La madrugada del pasado día 8 de marzo, la patrulla del Puesto de la Guardia Civil de Tamarite de Litera, dio el alto a un vehículo que circulaba con anomalías técnicas en el sistema de alumbrado. Los agentes realizaban servicio de vigilancia en un camino vecinal de Altorricón,. Tras darle el alto, procedieron a la identificación de su conductora, que no portaba documentación alguna, por lo que se efectuaron gestiones complementarias para la averiguación de su identidad. Como resultado, se pudo determinar que la conductora no había obtenido nunca la autorización administrativa para conducir vehículos a motor.
Los hechos fueron puestos en conocimiento del GIAT del Subsector de Tráfico de la Guardia Civil de Huesca, que asumió la dirección técnica de la investigación. En el transcurso de las indagaciones, los agentes pudieron constatar que la conductora venía utilizando el vehículo de forma habitual sin habilitación legal, con el consentimiento expreso de su cónyuge, que es el titular del turismo y quien tenía pleno conocimiento de la persona que hacía uso del mismo.
Finalmente, el pasado 25 de marzo, el GIAT procedió a la investigación de dos personas como supuestas autoras de un delito contra la seguridad vial, una de ellas por conducir un vehículo a motor sin haber obtenido nunca permiso de conducción y la otra por su participación en calidad de cooperador necesario, al haber facilitado de manera consciente el uso del vehículo en condiciones ilícitas, se trata de un hombre y una mujer de 60 y 55 años, vecinos de La Litera.

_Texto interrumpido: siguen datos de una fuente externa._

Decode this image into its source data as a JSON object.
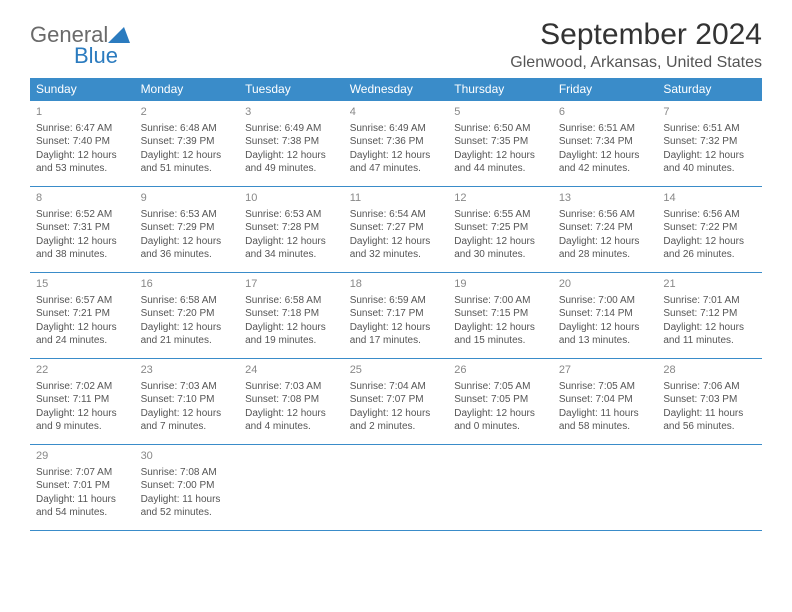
{
  "logo": {
    "text1": "General",
    "text2": "Blue"
  },
  "title": "September 2024",
  "location": "Glenwood, Arkansas, United States",
  "colors": {
    "header_bg": "#3a8cc9",
    "header_text": "#ffffff",
    "border": "#3a8cc9",
    "daynum": "#888888",
    "body_text": "#555555",
    "logo_gray": "#6a6a6a",
    "logo_blue": "#2b7bbf"
  },
  "weekdays": [
    "Sunday",
    "Monday",
    "Tuesday",
    "Wednesday",
    "Thursday",
    "Friday",
    "Saturday"
  ],
  "weeks": [
    [
      {
        "n": "1",
        "sr": "Sunrise: 6:47 AM",
        "ss": "Sunset: 7:40 PM",
        "dl": "Daylight: 12 hours and 53 minutes."
      },
      {
        "n": "2",
        "sr": "Sunrise: 6:48 AM",
        "ss": "Sunset: 7:39 PM",
        "dl": "Daylight: 12 hours and 51 minutes."
      },
      {
        "n": "3",
        "sr": "Sunrise: 6:49 AM",
        "ss": "Sunset: 7:38 PM",
        "dl": "Daylight: 12 hours and 49 minutes."
      },
      {
        "n": "4",
        "sr": "Sunrise: 6:49 AM",
        "ss": "Sunset: 7:36 PM",
        "dl": "Daylight: 12 hours and 47 minutes."
      },
      {
        "n": "5",
        "sr": "Sunrise: 6:50 AM",
        "ss": "Sunset: 7:35 PM",
        "dl": "Daylight: 12 hours and 44 minutes."
      },
      {
        "n": "6",
        "sr": "Sunrise: 6:51 AM",
        "ss": "Sunset: 7:34 PM",
        "dl": "Daylight: 12 hours and 42 minutes."
      },
      {
        "n": "7",
        "sr": "Sunrise: 6:51 AM",
        "ss": "Sunset: 7:32 PM",
        "dl": "Daylight: 12 hours and 40 minutes."
      }
    ],
    [
      {
        "n": "8",
        "sr": "Sunrise: 6:52 AM",
        "ss": "Sunset: 7:31 PM",
        "dl": "Daylight: 12 hours and 38 minutes."
      },
      {
        "n": "9",
        "sr": "Sunrise: 6:53 AM",
        "ss": "Sunset: 7:29 PM",
        "dl": "Daylight: 12 hours and 36 minutes."
      },
      {
        "n": "10",
        "sr": "Sunrise: 6:53 AM",
        "ss": "Sunset: 7:28 PM",
        "dl": "Daylight: 12 hours and 34 minutes."
      },
      {
        "n": "11",
        "sr": "Sunrise: 6:54 AM",
        "ss": "Sunset: 7:27 PM",
        "dl": "Daylight: 12 hours and 32 minutes."
      },
      {
        "n": "12",
        "sr": "Sunrise: 6:55 AM",
        "ss": "Sunset: 7:25 PM",
        "dl": "Daylight: 12 hours and 30 minutes."
      },
      {
        "n": "13",
        "sr": "Sunrise: 6:56 AM",
        "ss": "Sunset: 7:24 PM",
        "dl": "Daylight: 12 hours and 28 minutes."
      },
      {
        "n": "14",
        "sr": "Sunrise: 6:56 AM",
        "ss": "Sunset: 7:22 PM",
        "dl": "Daylight: 12 hours and 26 minutes."
      }
    ],
    [
      {
        "n": "15",
        "sr": "Sunrise: 6:57 AM",
        "ss": "Sunset: 7:21 PM",
        "dl": "Daylight: 12 hours and 24 minutes."
      },
      {
        "n": "16",
        "sr": "Sunrise: 6:58 AM",
        "ss": "Sunset: 7:20 PM",
        "dl": "Daylight: 12 hours and 21 minutes."
      },
      {
        "n": "17",
        "sr": "Sunrise: 6:58 AM",
        "ss": "Sunset: 7:18 PM",
        "dl": "Daylight: 12 hours and 19 minutes."
      },
      {
        "n": "18",
        "sr": "Sunrise: 6:59 AM",
        "ss": "Sunset: 7:17 PM",
        "dl": "Daylight: 12 hours and 17 minutes."
      },
      {
        "n": "19",
        "sr": "Sunrise: 7:00 AM",
        "ss": "Sunset: 7:15 PM",
        "dl": "Daylight: 12 hours and 15 minutes."
      },
      {
        "n": "20",
        "sr": "Sunrise: 7:00 AM",
        "ss": "Sunset: 7:14 PM",
        "dl": "Daylight: 12 hours and 13 minutes."
      },
      {
        "n": "21",
        "sr": "Sunrise: 7:01 AM",
        "ss": "Sunset: 7:12 PM",
        "dl": "Daylight: 12 hours and 11 minutes."
      }
    ],
    [
      {
        "n": "22",
        "sr": "Sunrise: 7:02 AM",
        "ss": "Sunset: 7:11 PM",
        "dl": "Daylight: 12 hours and 9 minutes."
      },
      {
        "n": "23",
        "sr": "Sunrise: 7:03 AM",
        "ss": "Sunset: 7:10 PM",
        "dl": "Daylight: 12 hours and 7 minutes."
      },
      {
        "n": "24",
        "sr": "Sunrise: 7:03 AM",
        "ss": "Sunset: 7:08 PM",
        "dl": "Daylight: 12 hours and 4 minutes."
      },
      {
        "n": "25",
        "sr": "Sunrise: 7:04 AM",
        "ss": "Sunset: 7:07 PM",
        "dl": "Daylight: 12 hours and 2 minutes."
      },
      {
        "n": "26",
        "sr": "Sunrise: 7:05 AM",
        "ss": "Sunset: 7:05 PM",
        "dl": "Daylight: 12 hours and 0 minutes."
      },
      {
        "n": "27",
        "sr": "Sunrise: 7:05 AM",
        "ss": "Sunset: 7:04 PM",
        "dl": "Daylight: 11 hours and 58 minutes."
      },
      {
        "n": "28",
        "sr": "Sunrise: 7:06 AM",
        "ss": "Sunset: 7:03 PM",
        "dl": "Daylight: 11 hours and 56 minutes."
      }
    ],
    [
      {
        "n": "29",
        "sr": "Sunrise: 7:07 AM",
        "ss": "Sunset: 7:01 PM",
        "dl": "Daylight: 11 hours and 54 minutes."
      },
      {
        "n": "30",
        "sr": "Sunrise: 7:08 AM",
        "ss": "Sunset: 7:00 PM",
        "dl": "Daylight: 11 hours and 52 minutes."
      },
      null,
      null,
      null,
      null,
      null
    ]
  ]
}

El GIAT del Subsector de Tráfico de la Guardia Civil de Huesca instruyó las correspondientes diligencias que fueron remitidas a la Sección Civil y de Instrucción del Tribunal de Instancia número 1 de Monzón, que determinó que han los investigados han de personarse ante la Autoridad Judicial cuando ésta lo estime conveniente
La figura del cooperador necesario, recogida en el artículo 28 del Código Penal, pone de manifiesto que no solo responde ante la ley quien comete directamente el delito, sino también quien lo hace posible. Las penas para el cooperador necesario son las mismas que recibe el autor del delito, que podrían ser de prisión de 3 a 6 meses o multa de 12 a 24 meses o trabajos en beneficio de la comunidad de 31 a 90 días. En casos como este, prestar un vehículo a una persona sin permiso de conducir no es un hecho sin importancia, sino una conducta que contribuye a generar un riesgo en la carretera y que, por tanto, también tiene consecuencias penales.